PURPOSE: This phase I expansion study assessed safety, pharmacodynamic effects, and antitumor activity of RO4987655, a pure MEK inhibitor, in selected patients with advanced solid tumor. EXPERIMENTAL DESIGN: We undertook a multicenter phase I two-part study (dose escalation and cohort expansion). Here, we present the part 2 expansion that included melanoma, non-small cell lung cancer (NSCLC), and colorectal cancer with oral RO4987655 administered continuously at recommended doses of 8.5 mg twice daily until progressive disease (PD). Sequential tumor sampling investigated multiple markers of pathway activation/tumor effects, including ERK phosphorylation and Ki-67 expression. BRAF and KRAS testing were implemented as selection criteria and broader tumor mutational analysis added. RESULTS: Ninety-five patients received RO4987655, including 18 BRAF-mutant melanoma, 23 BRAF wild-type melanoma, 24 KRAS-mutant NSCLC, and 30 KRAS-mutant colorectal cancer. Most frequent adverse events were rash, acneiform dermatitis, and gastrointestinal disorders, mostly grade 1/2. Four (24%) of 17 BRAF-mutated melanoma had partial response as did four (20%) of 20 BRAF wild-type melanoma and two (11%) of 18 KRAS-mutant NSCLC. All KRAS-mutant colorectal cancer developed PD. Paired tumor biopsies demonstrated reduced ERK phosphorylation among all cohorts but significant differences among cohorts in Ki-67 modulation. Sixty-nine percent showed a decrease in fluorodeoxyglucose uptake between baseline and day 15. Detailed mutational profiling confirmed RAS/RAF screening and identified additional aberrations (NRAS/non-BRAF melanomas; PIK3CA/KRAS colorectal cancer) without therapeutic implications. CONCLUSIONS: Safety profile of RO4987655 was comparable with other MEK inhibitors. Single-agent activity was observed in all entities except colorectal cancer. Evidence of target modulation and early biologic activity was shown among all indications independent of mutational status. Clin Cancer Res; 20(16); 4251-61. (c)2014 AACR.

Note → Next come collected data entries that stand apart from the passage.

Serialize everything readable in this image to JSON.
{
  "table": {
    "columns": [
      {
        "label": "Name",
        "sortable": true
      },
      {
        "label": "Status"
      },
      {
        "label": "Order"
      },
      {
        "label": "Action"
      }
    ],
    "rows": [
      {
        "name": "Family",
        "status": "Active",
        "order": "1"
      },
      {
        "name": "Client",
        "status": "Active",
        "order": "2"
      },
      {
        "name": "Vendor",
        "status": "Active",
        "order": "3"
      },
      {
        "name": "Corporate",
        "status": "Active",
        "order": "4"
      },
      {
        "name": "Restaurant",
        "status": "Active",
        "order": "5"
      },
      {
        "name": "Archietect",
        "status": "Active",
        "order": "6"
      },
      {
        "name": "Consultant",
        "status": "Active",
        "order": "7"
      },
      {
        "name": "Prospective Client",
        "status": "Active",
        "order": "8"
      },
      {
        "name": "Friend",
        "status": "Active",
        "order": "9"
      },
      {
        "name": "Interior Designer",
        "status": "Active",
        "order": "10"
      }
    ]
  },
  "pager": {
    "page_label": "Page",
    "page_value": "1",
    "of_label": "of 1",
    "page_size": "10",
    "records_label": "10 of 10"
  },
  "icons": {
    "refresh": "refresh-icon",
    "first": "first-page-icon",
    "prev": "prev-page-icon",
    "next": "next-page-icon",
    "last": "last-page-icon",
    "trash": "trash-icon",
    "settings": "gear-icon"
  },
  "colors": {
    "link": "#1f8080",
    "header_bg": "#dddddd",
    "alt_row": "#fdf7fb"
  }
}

Phase I dose-escalation study of the safety, pharmacokinetics, and pharmacodynamics of the MEK inhibitor RO4987655 (CH4987655) in patients with advanced solid tumors.[Pubmed:22767668]

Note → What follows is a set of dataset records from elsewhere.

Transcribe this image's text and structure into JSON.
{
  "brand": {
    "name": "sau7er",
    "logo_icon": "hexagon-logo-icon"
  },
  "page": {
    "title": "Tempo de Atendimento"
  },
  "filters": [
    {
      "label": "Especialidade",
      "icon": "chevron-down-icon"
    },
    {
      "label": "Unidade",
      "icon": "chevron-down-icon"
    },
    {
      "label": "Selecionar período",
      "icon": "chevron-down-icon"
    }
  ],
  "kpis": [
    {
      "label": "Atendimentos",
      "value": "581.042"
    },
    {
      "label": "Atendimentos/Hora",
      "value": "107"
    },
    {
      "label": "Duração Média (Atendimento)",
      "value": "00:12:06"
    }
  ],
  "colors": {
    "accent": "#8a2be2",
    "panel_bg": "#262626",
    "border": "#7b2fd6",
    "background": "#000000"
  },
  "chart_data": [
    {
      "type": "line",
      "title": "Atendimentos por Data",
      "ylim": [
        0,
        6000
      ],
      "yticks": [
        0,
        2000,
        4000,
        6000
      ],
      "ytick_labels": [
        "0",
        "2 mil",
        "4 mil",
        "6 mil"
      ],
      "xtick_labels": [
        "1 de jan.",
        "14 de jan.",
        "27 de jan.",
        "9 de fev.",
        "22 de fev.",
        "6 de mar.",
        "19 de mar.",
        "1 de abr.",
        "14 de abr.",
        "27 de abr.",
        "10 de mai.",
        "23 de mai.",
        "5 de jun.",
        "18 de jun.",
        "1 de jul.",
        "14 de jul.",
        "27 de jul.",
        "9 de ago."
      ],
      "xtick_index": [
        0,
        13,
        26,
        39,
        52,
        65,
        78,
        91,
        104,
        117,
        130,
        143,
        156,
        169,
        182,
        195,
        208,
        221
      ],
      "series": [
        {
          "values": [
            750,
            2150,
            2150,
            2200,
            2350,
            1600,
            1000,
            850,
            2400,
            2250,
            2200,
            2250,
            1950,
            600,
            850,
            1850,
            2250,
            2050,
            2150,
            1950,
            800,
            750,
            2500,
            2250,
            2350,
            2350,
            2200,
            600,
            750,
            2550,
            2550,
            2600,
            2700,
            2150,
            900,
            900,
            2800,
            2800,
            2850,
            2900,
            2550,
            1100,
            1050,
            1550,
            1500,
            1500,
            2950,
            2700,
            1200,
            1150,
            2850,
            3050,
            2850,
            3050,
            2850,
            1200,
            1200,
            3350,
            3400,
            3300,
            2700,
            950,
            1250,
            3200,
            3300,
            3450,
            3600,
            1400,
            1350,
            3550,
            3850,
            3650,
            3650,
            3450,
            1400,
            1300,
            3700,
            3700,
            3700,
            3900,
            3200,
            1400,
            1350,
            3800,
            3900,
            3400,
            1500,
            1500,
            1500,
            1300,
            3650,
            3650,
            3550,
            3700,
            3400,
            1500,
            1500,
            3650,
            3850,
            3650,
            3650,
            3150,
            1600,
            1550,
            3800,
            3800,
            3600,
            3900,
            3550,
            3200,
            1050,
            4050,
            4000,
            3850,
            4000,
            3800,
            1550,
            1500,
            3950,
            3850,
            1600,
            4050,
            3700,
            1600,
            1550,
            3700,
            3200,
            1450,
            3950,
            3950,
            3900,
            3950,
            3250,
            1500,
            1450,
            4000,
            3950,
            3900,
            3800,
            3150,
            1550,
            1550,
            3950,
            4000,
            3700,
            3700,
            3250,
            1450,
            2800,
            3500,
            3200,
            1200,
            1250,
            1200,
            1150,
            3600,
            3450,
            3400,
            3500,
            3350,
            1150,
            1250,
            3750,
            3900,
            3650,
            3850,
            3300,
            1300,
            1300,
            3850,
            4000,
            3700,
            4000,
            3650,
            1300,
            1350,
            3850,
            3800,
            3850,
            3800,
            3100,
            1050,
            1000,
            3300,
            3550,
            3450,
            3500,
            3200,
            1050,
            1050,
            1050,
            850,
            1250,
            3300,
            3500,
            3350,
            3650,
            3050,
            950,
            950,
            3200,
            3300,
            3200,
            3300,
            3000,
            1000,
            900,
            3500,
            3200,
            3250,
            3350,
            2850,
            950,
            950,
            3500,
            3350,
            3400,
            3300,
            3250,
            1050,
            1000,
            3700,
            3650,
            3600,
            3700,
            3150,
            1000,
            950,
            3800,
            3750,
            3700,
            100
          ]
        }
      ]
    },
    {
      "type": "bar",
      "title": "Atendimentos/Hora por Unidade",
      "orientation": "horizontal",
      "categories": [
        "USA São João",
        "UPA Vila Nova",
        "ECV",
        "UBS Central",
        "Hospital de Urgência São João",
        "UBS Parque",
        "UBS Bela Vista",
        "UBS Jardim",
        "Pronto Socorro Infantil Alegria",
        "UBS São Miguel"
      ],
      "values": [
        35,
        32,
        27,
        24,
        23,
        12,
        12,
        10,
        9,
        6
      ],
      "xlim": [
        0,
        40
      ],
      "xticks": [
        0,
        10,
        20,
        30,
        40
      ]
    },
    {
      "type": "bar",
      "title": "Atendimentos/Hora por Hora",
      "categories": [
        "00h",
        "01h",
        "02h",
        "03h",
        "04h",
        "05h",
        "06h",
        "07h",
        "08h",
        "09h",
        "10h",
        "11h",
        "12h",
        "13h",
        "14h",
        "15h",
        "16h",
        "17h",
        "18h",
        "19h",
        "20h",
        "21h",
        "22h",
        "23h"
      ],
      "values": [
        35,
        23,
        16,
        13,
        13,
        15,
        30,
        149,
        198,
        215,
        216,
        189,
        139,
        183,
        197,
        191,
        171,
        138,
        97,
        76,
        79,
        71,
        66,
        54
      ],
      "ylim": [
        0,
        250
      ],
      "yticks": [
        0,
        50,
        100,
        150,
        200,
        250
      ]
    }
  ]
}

Clin Cancer Res. 2012 Sep 1;18(17):4794-805.
PURPOSE: This phase I study of the mitogen-activated protein/extracellular signal-regulated kinase inhibitor RO4987655 (CH4987655) assessed its maximum tolerated dose (MTD), dose-limiting toxicities (DLT), safety, pharmacokinetic/pharmacodynamic profile, and antitumor activity in patients with advanced solid tumors. PATIENTS AND METHODS: An initial dose escalation was conducted using a once-daily dosing schedule, with oral RO4987655 administered at doses of 1.0 to 2.5 mg once daily over 28 consecutive days in 4-week cycles. Doses were then escalated from 3.0 to 21.0 mg [total daily dose (TDD)] using a twice-daily dosing schedule. RESULTS: Forty-nine patients were enrolled. DLTs were blurred vision (n = 1) and elevated creatine phosphokinase (n = 3). The MTD was 8.5 mg twice daily (TDD, 17.0 mg). Rash-related toxicity (91.8%) and gastrointestinal disorders (69.4%) were the most frequent adverse events. The pharmacokinetic profile of RO4987655 showed dose linearity and a half-life of approximately 4 hours. At the MTD, target inhibition, assessed by suppression of extracellular signal-regulated kinase phosphorylation in peripheral blood mononuclear cells, was high (mean 75%) and sustained (90% of time >IC(50)). Of the patients evaluable for response, clinical benefit was seen in 21.1%, including two partial responses (one confirmed and one unconfirmed). 79.4% of patients showed a reduction in fluorodeoxyglucose uptake by positron emission tomography between baseline and day 15. CONCLUSION: In this population of heavily pretreated patients, oral RO4987655 showed manageable toxicity, a favorable pharmacokinetics/pharmacodynamics profile, and promising preliminary antitumor activity, which has been further investigated in specific populations of patients with RAS and/or RAF mutation driven tumors.